「なんだよ、あいつは!自分の姉を見捨てるとは薄情なヤツ……」

「私がイケないのよ。遅刻しそうになったのも私のせいだし、昔から鈍臭いんだよね」

「……桃と比べるからだよ、男っぽい性格だからなぁ。ほれ、これで最後だ」
散らばった絵の具を手に取ると桜に手渡した。
彼のぬくもりを感じる使いかけの赤色の絵の具……。

「桃が聞いたら怒りそう」
それは掌の中に静かに収まる。

「桜は桜でいいとこあるんだし……気にすることねぇって」

「ありがとう」

二人は学校に向かって歩き始めた。





「どういうつもりだ?」

「なっ何よ、いきなり」

私と穂稀は同じ三年A組、桜はD組なんだよね。

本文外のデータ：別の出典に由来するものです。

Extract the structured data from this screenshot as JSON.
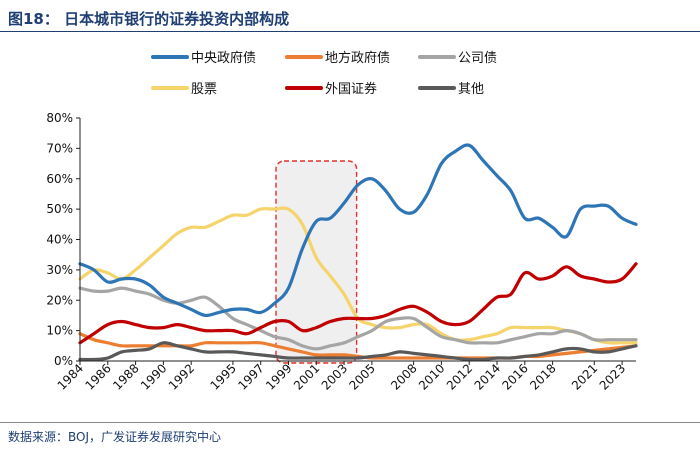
{
  "figure": {
    "title": "图18：  日本城市银行的证券投资内部构成",
    "source": "数据来源：BOJ，广发证券发展研究中心"
  },
  "chart_data": {
    "type": "line",
    "title": "日本城市银行的证券投资内部构成",
    "y_unit": "percent",
    "ylim": [
      0,
      80
    ],
    "yticks": [
      0,
      10,
      20,
      30,
      40,
      50,
      60,
      70,
      80
    ],
    "ytick_labels": [
      "0%",
      "10%",
      "20%",
      "30%",
      "40%",
      "50%",
      "60%",
      "70%",
      "80%"
    ],
    "xlim": [
      1984,
      2024
    ],
    "xticks": [
      1984,
      1986,
      1988,
      1990,
      1992,
      1995,
      1997,
      1999,
      2001,
      2003,
      2005,
      2008,
      2010,
      2012,
      2014,
      2016,
      2018,
      2021,
      2023
    ],
    "xtick_labels": [
      "1984",
      "1986",
      "1988",
      "1990",
      "1992",
      "1995",
      "1997",
      "1999",
      "2001",
      "2003",
      "2005",
      "2008",
      "2010",
      "2012",
      "2014",
      "2016",
      "2018",
      "2021",
      "2023"
    ],
    "legend_position": "top",
    "highlight_region": {
      "x_start": 1998.1,
      "x_end": 2003.9,
      "style": "dashed red box"
    },
    "series": [
      {
        "name": "中央政府债",
        "color": "#2e75b6",
        "x": [
          1984,
          1985,
          1986,
          1987,
          1988,
          1989,
          1990,
          1991,
          1992,
          1993,
          1994,
          1995,
          1996,
          1997,
          1998,
          1999,
          2000,
          2001,
          2002,
          2003,
          2004,
          2005,
          2006,
          2007,
          2008,
          2009,
          2010,
          2011,
          2012,
          2013,
          2014,
          2015,
          2016,
          2017,
          2018,
          2019,
          2020,
          2021,
          2022,
          2023,
          2024
        ],
        "y": [
          32,
          30,
          26,
          27,
          27,
          25,
          21,
          19,
          17,
          15,
          16,
          17,
          17,
          16,
          19,
          24,
          37,
          46,
          47,
          52,
          58,
          60,
          56,
          50,
          49,
          55,
          65,
          69,
          71,
          66,
          61,
          56,
          47,
          47,
          44,
          41,
          50,
          51,
          51,
          47,
          45
        ]
      },
      {
        "name": "地方政府债",
        "color": "#ed7d31",
        "x": [
          1984,
          1985,
          1986,
          1987,
          1988,
          1989,
          1990,
          1991,
          1992,
          1993,
          1994,
          1995,
          1996,
          1997,
          1998,
          1999,
          2000,
          2001,
          2002,
          2003,
          2004,
          2005,
          2006,
          2007,
          2008,
          2009,
          2010,
          2011,
          2012,
          2013,
          2014,
          2015,
          2016,
          2017,
          2018,
          2019,
          2020,
          2021,
          2022,
          2023,
          2024
        ],
        "y": [
          9,
          7,
          6,
          5,
          5,
          5,
          5,
          5,
          5,
          6,
          6,
          6,
          6,
          6,
          5,
          4,
          3,
          2,
          2,
          2,
          1.5,
          1,
          1,
          1,
          1,
          1,
          1,
          1,
          1,
          1,
          1,
          1,
          1.5,
          1.5,
          2,
          2.5,
          3,
          3.5,
          4,
          4.5,
          5
        ]
      },
      {
        "name": "公司债",
        "color": "#a5a5a5",
        "x": [
          1984,
          1985,
          1986,
          1987,
          1988,
          1989,
          1990,
          1991,
          1992,
          1993,
          1994,
          1995,
          1996,
          1997,
          1998,
          1999,
          2000,
          2001,
          2002,
          2003,
          2004,
          2005,
          2006,
          2007,
          2008,
          2009,
          2010,
          2011,
          2012,
          2013,
          2014,
          2015,
          2016,
          2017,
          2018,
          2019,
          2020,
          2021,
          2022,
          2023,
          2024
        ],
        "y": [
          24,
          23,
          23,
          24,
          23,
          22,
          20,
          19,
          20,
          21,
          18,
          14,
          12,
          10,
          8,
          7,
          5,
          4,
          5,
          6,
          8,
          10,
          13,
          14,
          14,
          11,
          8,
          7,
          6,
          6,
          6,
          7,
          8,
          9,
          9,
          10,
          9,
          7,
          7,
          7,
          7
        ]
      },
      {
        "name": "股票",
        "color": "#f4d46b",
        "x": [
          1984,
          1985,
          1986,
          1987,
          1988,
          1989,
          1990,
          1991,
          1992,
          1993,
          1994,
          1995,
          1996,
          1997,
          1998,
          1999,
          2000,
          2001,
          2002,
          2003,
          2004,
          2005,
          2006,
          2007,
          2008,
          2009,
          2010,
          2011,
          2012,
          2013,
          2014,
          2015,
          2016,
          2017,
          2018,
          2019,
          2020,
          2021,
          2022,
          2023,
          2024
        ],
        "y": [
          27,
          30,
          29,
          27,
          30,
          34,
          38,
          42,
          44,
          44,
          46,
          48,
          48,
          50,
          50,
          50,
          45,
          34,
          28,
          22,
          14,
          12,
          11,
          11,
          12,
          12,
          9,
          7,
          7,
          8,
          9,
          11,
          11,
          11,
          11,
          10,
          9,
          7,
          6,
          6,
          6
        ]
      },
      {
        "name": "外国证券",
        "color": "#c00000",
        "x": [
          1984,
          1985,
          1986,
          1987,
          1988,
          1989,
          1990,
          1991,
          1992,
          1993,
          1994,
          1995,
          1996,
          1997,
          1998,
          1999,
          2000,
          2001,
          2002,
          2003,
          2004,
          2005,
          2006,
          2007,
          2008,
          2009,
          2010,
          2011,
          2012,
          2013,
          2014,
          2015,
          2016,
          2017,
          2018,
          2019,
          2020,
          2021,
          2022,
          2023,
          2024
        ],
        "y": [
          6,
          9,
          12,
          13,
          12,
          11,
          11,
          12,
          11,
          10,
          10,
          10,
          9,
          11,
          13,
          13,
          10,
          11,
          13,
          14,
          14,
          14,
          15,
          17,
          18,
          16,
          13,
          12,
          13,
          17,
          21,
          22,
          29,
          27,
          28,
          31,
          28,
          27,
          26,
          27,
          32
        ]
      },
      {
        "name": "其他",
        "color": "#595959",
        "x": [
          1984,
          1985,
          1986,
          1987,
          1988,
          1989,
          1990,
          1991,
          1992,
          1993,
          1994,
          1995,
          1996,
          1997,
          1998,
          1999,
          2000,
          2001,
          2002,
          2003,
          2004,
          2005,
          2006,
          2007,
          2008,
          2009,
          2010,
          2011,
          2012,
          2013,
          2014,
          2015,
          2016,
          2017,
          2018,
          2019,
          2020,
          2021,
          2022,
          2023,
          2024
        ],
        "y": [
          0.5,
          0.5,
          1,
          3,
          3.5,
          4,
          6,
          5,
          4,
          3,
          3,
          3,
          2.5,
          2,
          1.5,
          1,
          1,
          1,
          1,
          1,
          1,
          1.5,
          2,
          3,
          2.5,
          2,
          1.5,
          1,
          0.5,
          0.5,
          1,
          1,
          1.5,
          2,
          3,
          4,
          4,
          3,
          3,
          4,
          5
        ]
      }
    ]
  }
}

これも『腐れ縁』と言うのべきか……。

「朝のことだよ!」

ああ……あれね。
因みに気になっている人もいると思うのでお知らせしておこう。あの後、間一髪ギリギリセーフで間に合ったのだ!さすがはわ・た・し!

「もしかして怒ってる?」
せっかく桜と二人きりにしてやったのに──。
何で怒られなきゃいけないのよ。

「……お前が先に行くからいけないんだよ」

「だってそれは──」
まだ彼は桜の気持ちを知らない。だからこそ私は言葉を詰まらせた。

「久しぶりに桃と一緒に登校できるって思ったのにな」

えっ!?
今、何て……?


キーンコーン、カーンコーン……。


チャイムは二時間目の始まりを静かに告げた。